Subcellular localization experiment of LchiWRKY18 and LchiWRKY36

The RNA extracted from the leaves of Liriodendron hybrids was reversed into cDNA, and the full-length sequences of LchiWRKY18 and 36 CDS were cloned. The LchiWRKY18 and 36 sequences were recombined by digesting the HindIII and XbaI sites of empty vector pJIT166-GFP to obtain pJIT166-LchiWRKY18-GFP and pJIT166-LchiWRKY36-GFP fusion expression vectors. The primers of the LchiWRKY18 recombination vector were 5′-atttggagaggacagcccaagcttCATGCTTAGAATGGAGGACTCAC-3′(forward direction) and 5′-ccttgctcaccatggatcctctagaCAAGAGGGAAGAACAAGGAT-3′(the reverse direction). The primers of the LchiWRKY36 recombination vector were 5′-atttggagaggacagcccaagcttCATGGAGCAGTTGATCTTTATGTT-3′(forward direction) and 5′-ccttgctcaccatggatcctctagaCAAGGGTCGAACACGAG-3′(the reverse direction). The vector map of pJIT166-GFP,pJIT166-LchiWRKY18-GFP, and pJIT166-LchiWRKY36-GFP were in Additional file 26: Fig. S5.

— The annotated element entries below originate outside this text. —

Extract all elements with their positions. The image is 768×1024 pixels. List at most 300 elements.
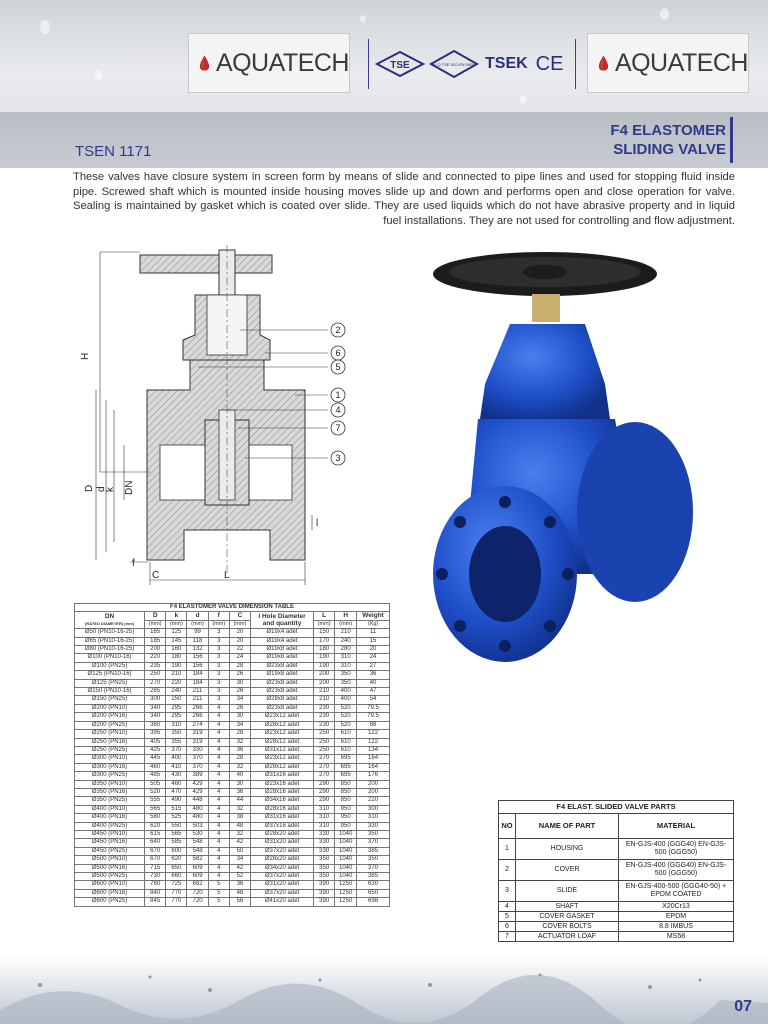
table-cell: Ø600 (PN25) [75,898,145,906]
callout-6: 6 [335,348,341,358]
table-cell: 4 [208,713,229,721]
table-cell: 20 [357,646,390,654]
table-cell: 370 [357,864,390,872]
part-name: COVER GASKET [516,912,619,922]
table-cell: 609 [187,864,208,872]
table-cell: Ø23x8 adet [251,662,314,670]
table-cell: 480 [187,805,208,813]
table-cell: 4 [208,788,229,796]
table-cell: 350 [335,679,357,687]
table-cell: 54 [357,696,390,704]
table-cell: Ø37x20 adet [251,889,314,897]
table-cell: 400 [335,696,357,704]
table-row [75,898,390,906]
table-cell: 176 [357,772,390,780]
parts-header-material: MATERIAL [619,814,734,839]
table-cell: 36 [229,788,250,796]
table-cell: 210 [335,629,357,637]
table-cell: 20 [229,629,250,637]
table-cell: Ø28x16 adet [251,788,314,796]
table-cell: 330 [314,847,335,855]
table-row [75,873,390,881]
table-cell: 1250 [335,898,357,906]
table-cell: 40 [357,679,390,687]
part-no: 6 [499,922,516,932]
table-cell: Ø19x4 adet [251,629,314,637]
table-cell: Ø150 (PN25) [75,696,145,704]
table-cell: 725 [166,881,187,889]
table-cell: 330 [357,822,390,830]
table-cell: 565 [145,805,166,813]
table-cell: 27 [357,662,390,670]
table-cell: 36 [229,881,250,889]
part-name: HOUSING [516,839,619,860]
dim-f: f [132,558,135,569]
table-cell: 24 [357,654,390,662]
aquatech-logo-left [188,33,350,93]
table-cell: Ø28x16 adet [251,805,314,813]
table-cell: Ø19x4 adet [251,637,314,645]
table-cell: 780 [145,881,166,889]
table-cell: 156 [187,654,208,662]
table-cell: 520 [335,704,357,712]
valve-photo [420,244,700,664]
title-line-2: SLIDING VALVE [613,141,726,158]
table-cell: 32 [229,805,250,813]
table-cell: 230 [314,721,335,729]
table-cell: 582 [187,856,208,864]
table-cell: Ø28x20 adet [251,830,314,838]
table-cell: 300 [357,805,390,813]
table-cell: 1040 [335,830,357,838]
table-cell: 429 [187,788,208,796]
table-cell: 720 [187,898,208,906]
table-cell: 385 [357,873,390,881]
table-cell: 515 [166,805,187,813]
table-cell: 350 [166,730,187,738]
table-cell: 88 [357,721,390,729]
col-header-k: k [166,612,187,620]
parts-row [499,912,734,922]
tse-icon [375,50,425,78]
table-cell: 503 [187,822,208,830]
dim-DN: DN [124,480,135,495]
table-cell: 660 [166,873,187,881]
table-cell: 184 [187,679,208,687]
table-row [75,856,390,864]
parts-table [498,800,734,942]
table-cell: 4 [208,797,229,805]
table-cell: 210 [166,671,187,679]
table-cell: 34 [229,856,250,864]
table-cell: 548 [187,847,208,855]
col-header-D: D [145,612,166,620]
table-cell: 15 [357,637,390,645]
table-cell: 160 [166,646,187,654]
title-line-1: F4 ELASTOMER [610,122,726,139]
table-row [75,788,390,796]
dim-H: H [80,352,91,360]
table-cell: 640 [145,839,166,847]
table-cell: 650 [357,889,390,897]
table-cell: 1040 [335,873,357,881]
table-cell: 480 [187,814,208,822]
table-cell: 670 [145,847,166,855]
table-cell: 1040 [335,847,357,855]
table-cell: 250 [166,696,187,704]
table-row [75,839,390,847]
table-cell: 840 [145,889,166,897]
table-cell: 1040 [335,864,357,872]
table-cell: Ø37x20 adet [251,847,314,855]
table-cell: 266 [187,704,208,712]
table-cell: 340 [145,704,166,712]
table-cell: 52 [229,873,250,881]
table-row [75,822,390,830]
table-cell: 485 [145,772,166,780]
table-cell: Ø500 (PN10) [75,856,145,864]
table-cell: 390 [314,881,335,889]
page-title [610,121,726,159]
table-cell: 330 [314,830,335,838]
table-cell: 4 [208,772,229,780]
part-no: 1 [499,839,516,860]
table-cell: Ø19x8 adet [251,654,314,662]
col-header-weight: Weight [357,612,390,620]
table-cell: Ø23x8 adet [251,679,314,687]
table-cell: Ø23x8 adet [251,688,314,696]
unit-k: (mm) [166,620,187,628]
table-row [75,738,390,746]
table-cell: 720 [187,889,208,897]
table-row [75,704,390,712]
table-cell: 38 [229,814,250,822]
standard-code: TSEN 1171 [75,143,152,160]
table-cell: 211 [187,688,208,696]
table-row [75,805,390,813]
dim-k: k [105,487,116,492]
drop-icon [598,43,609,83]
technical-drawing [80,240,380,590]
table-cell: 32 [229,738,250,746]
part-material: 8.8 İMBUS [619,922,734,932]
table-cell: 389 [187,772,208,780]
parts-row [499,839,734,860]
table-cell: 30 [229,713,250,721]
table-cell: 48 [229,889,250,897]
table-cell: 400 [166,755,187,763]
table-cell: 490 [166,797,187,805]
iso-label: K-Q TSE-ISO-EN 9000 [433,62,475,67]
table-cell: 5 [208,898,229,906]
table-cell: Ø23x12 adet [251,713,314,721]
table-cell: 4 [208,730,229,738]
table-cell: 630 [357,881,390,889]
title-accent-bar [730,117,733,163]
table-cell: 3 [208,662,229,670]
table-cell: 370 [187,763,208,771]
table-cell: 32 [229,763,250,771]
table-cell: 118 [187,637,208,645]
table-cell: 50 [229,847,250,855]
table-cell: 4 [208,738,229,746]
table-cell: 5 [208,881,229,889]
table-cell: 270 [314,755,335,763]
table-cell: 550 [166,822,187,830]
parts-header-no: NO [499,814,516,839]
table-cell: 11 [357,629,390,637]
table-cell: 184 [187,671,208,679]
table-cell: 270 [145,679,166,687]
table-cell: 4 [208,805,229,813]
part-name: COVER [516,860,619,881]
col-header-H: H [335,612,357,620]
part-material: MS58 [619,932,734,942]
table-cell: Ø23x8 adet [251,704,314,712]
table-cell: 190 [314,662,335,670]
dim-d: d [96,486,107,492]
table-cell: Ø50 (PN10-16-25) [75,629,145,637]
table-cell: Ø400 (PN16) [75,814,145,822]
table-cell: 770 [166,898,187,906]
table-cell: 395 [145,730,166,738]
col-header-L: L [314,612,335,620]
divider [575,39,576,89]
table-cell: 565 [166,830,187,838]
table-cell: 190 [314,654,335,662]
table-cell: Ø600 (PN10) [75,881,145,889]
unit-d: (mm) [187,620,208,628]
table-cell: 555 [145,797,166,805]
table-row [75,721,390,729]
table-cell: 20 [229,637,250,645]
table-cell: 350 [314,873,335,881]
part-no: 4 [499,902,516,912]
table-row [75,763,390,771]
table-cell: 42 [229,839,250,847]
table-cell: 3 [208,629,229,637]
table-cell: Ø125 (PN25) [75,679,145,687]
table-cell: 610 [335,730,357,738]
table-cell: 132 [187,646,208,654]
table-cell: 4 [208,839,229,847]
table-cell: Ø34x20 adet [251,864,314,872]
table-cell: 4 [208,755,229,763]
table-cell: 448 [187,797,208,805]
table-cell: 180 [166,654,187,662]
table-cell: 850 [335,797,357,805]
table-cell: 330 [187,746,208,754]
table-row [75,746,390,754]
part-name: ACTUATOR LOAF [516,932,619,942]
dim-l: l [316,518,319,529]
table-cell: Ø300 (PN25) [75,772,145,780]
table-cell: 360 [145,721,166,729]
col-header-f: f [208,612,229,620]
table-cell: Ø28x12 adet [251,738,314,746]
table-cell: 240 [166,688,187,696]
table-cell: 4 [208,873,229,881]
table-cell: 3 [208,646,229,654]
table-cell: 548 [187,839,208,847]
table-cell: 250 [314,738,335,746]
table-cell: 400 [335,688,357,696]
table-cell: 585 [166,839,187,847]
drop-icon [199,43,210,83]
certification-marks [368,40,578,88]
table-cell: 165 [145,629,166,637]
table-cell: Ø19x8 adet [251,646,314,654]
table-cell: 200 [314,671,335,679]
water-splash-footer [0,955,768,1024]
table-cell: 615 [145,830,166,838]
table-cell: 430 [166,772,187,780]
table-cell: Ø350 (PN16) [75,788,145,796]
dimension-table [74,603,390,907]
table-cell: 4 [208,721,229,729]
table-cell: 390 [314,889,335,897]
table-cell: 620 [166,856,187,864]
table-cell: 250 [314,730,335,738]
table-cell: 460 [166,780,187,788]
table-cell: 266 [187,713,208,721]
table-cell: 200 [145,646,166,654]
table-row [75,646,390,654]
table-cell: 28 [229,755,250,763]
table-cell: 145 [166,637,187,645]
table-row [75,671,390,679]
table-cell: 370 [357,839,390,847]
table-cell: Ø400 (PN25) [75,822,145,830]
table-cell: 26 [229,688,250,696]
part-no: 2 [499,860,516,881]
part-material: EN-GJS-400-500 (GGG40-50) + EPDM COATED [619,881,734,902]
parts-row [499,860,734,881]
table-cell: 310 [357,814,390,822]
table-cell: 350 [314,856,335,864]
table-cell: 730 [145,873,166,881]
unit-C: (mm) [229,620,250,628]
table-cell: 610 [335,746,357,754]
table-cell: Ø65 (PN10-16-25) [75,637,145,645]
table-cell: 520 [335,713,357,721]
table-cell: 79.5 [357,704,390,712]
table-cell: Ø350 (PN10) [75,780,145,788]
table-cell: Ø600 (PN16) [75,889,145,897]
table-cell: 230 [314,704,335,712]
part-material: X20Cr13 [619,902,734,912]
table-cell: 340 [145,713,166,721]
table-cell: 3 [208,679,229,687]
callout-7: 7 [335,423,341,433]
table-cell: 1250 [335,881,357,889]
table-cell: 850 [335,780,357,788]
table-cell: 200 [314,679,335,687]
table-cell: 250 [314,746,335,754]
table-cell: 156 [187,662,208,670]
unit-H: (mm) [335,620,357,628]
table-cell: 1040 [335,839,357,847]
table-cell: 620 [145,822,166,830]
table-cell: Ø28x20 adet [251,856,314,864]
table-cell: 670 [145,856,166,864]
table-cell: 695 [335,763,357,771]
table-cell: 26 [229,671,250,679]
logo-text: AQUATECH [215,48,349,77]
table-cell: 170 [314,637,335,645]
table-cell: 30 [229,679,250,687]
table-cell: 99 [187,629,208,637]
table-row [75,881,390,889]
table-cell: 609 [187,873,208,881]
dim-C: C [152,570,160,581]
table-cell: 290 [314,797,335,805]
table-cell: Ø300 (PN10) [75,755,145,763]
table-cell: 425 [145,746,166,754]
table-cell: 280 [335,646,357,654]
dimension-table-title: F4 ELASTOMER VALVE DIMENSION TABLE [75,604,390,612]
table-cell: 250 [145,671,166,679]
table-cell: 445 [145,755,166,763]
table-cell: 122 [357,738,390,746]
part-no: 5 [499,912,516,922]
table-cell: 580 [145,814,166,822]
unit-weight: (Kg) [357,620,390,628]
table-row [75,830,390,838]
parts-table-body [499,839,734,942]
table-cell: Ø500 (PN25) [75,873,145,881]
table-cell: 1040 [335,856,357,864]
dimension-table-body [75,629,390,906]
table-cell: 695 [335,755,357,763]
table-cell: Ø250 (PN10) [75,730,145,738]
table-cell: 56 [229,898,250,906]
table-cell: 28 [229,730,250,738]
table-cell: 319 [187,738,208,746]
table-cell: Ø125 (PN10-16) [75,671,145,679]
callout-5: 5 [335,362,341,372]
table-cell: 310 [314,822,335,830]
table-cell: 520 [145,788,166,796]
table-row [75,688,390,696]
table-cell: 295 [166,713,187,721]
unit-f: (mm) [208,620,229,628]
table-cell: 5 [208,889,229,897]
table-cell: 4 [208,763,229,771]
table-cell: 32 [229,830,250,838]
table-cell: 3 [208,671,229,679]
table-cell: 610 [335,738,357,746]
table-cell: Ø37x16 adet [251,822,314,830]
part-material: EN-GJS-400 (GGG40) EN-GJS-500 (GGG50) [619,839,734,860]
col-header-C: C [229,612,250,620]
table-cell: 47 [357,688,390,696]
col-header-hole: I Hole Diameter and quantity [251,612,314,629]
table-cell: 30 [229,780,250,788]
table-cell: Ø31x20 adet [251,881,314,889]
callout-2: 2 [335,325,341,335]
table-cell: 34 [229,721,250,729]
table-row [75,772,390,780]
table-cell: 79.5 [357,713,390,721]
table-cell: 525 [166,814,187,822]
table-cell: 1250 [335,889,357,897]
table-cell: 350 [335,671,357,679]
table-cell: 185 [145,637,166,645]
table-cell: Ø200 (PN25) [75,721,145,729]
table-row [75,730,390,738]
table-cell: 600 [166,847,187,855]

The callus of Liriodendron hybrids cultured for 20 days was used to prepare protoplasts, and protoplasts were slowly and gently dissolved into a solution (10 mL) containing 0.5Mmannitol, 20 mM MES, pH 5.7, 20 mM KCl, 0.1% (w/v) bovine serum albumin, 10 mM CaCl2. and digested at 28 °C under dark conditions for 3 h [65], The protoplasts were transformed by PEG-6000, pipetted into a 6-well cell culture plate, and cultured at 23 °C under dark for 16 ~ 48 h [65], then the fluorescence effect of protoplasts was observed by ZEISS LSM 800 fluorescence microscope (Carl Zeiss, Germany).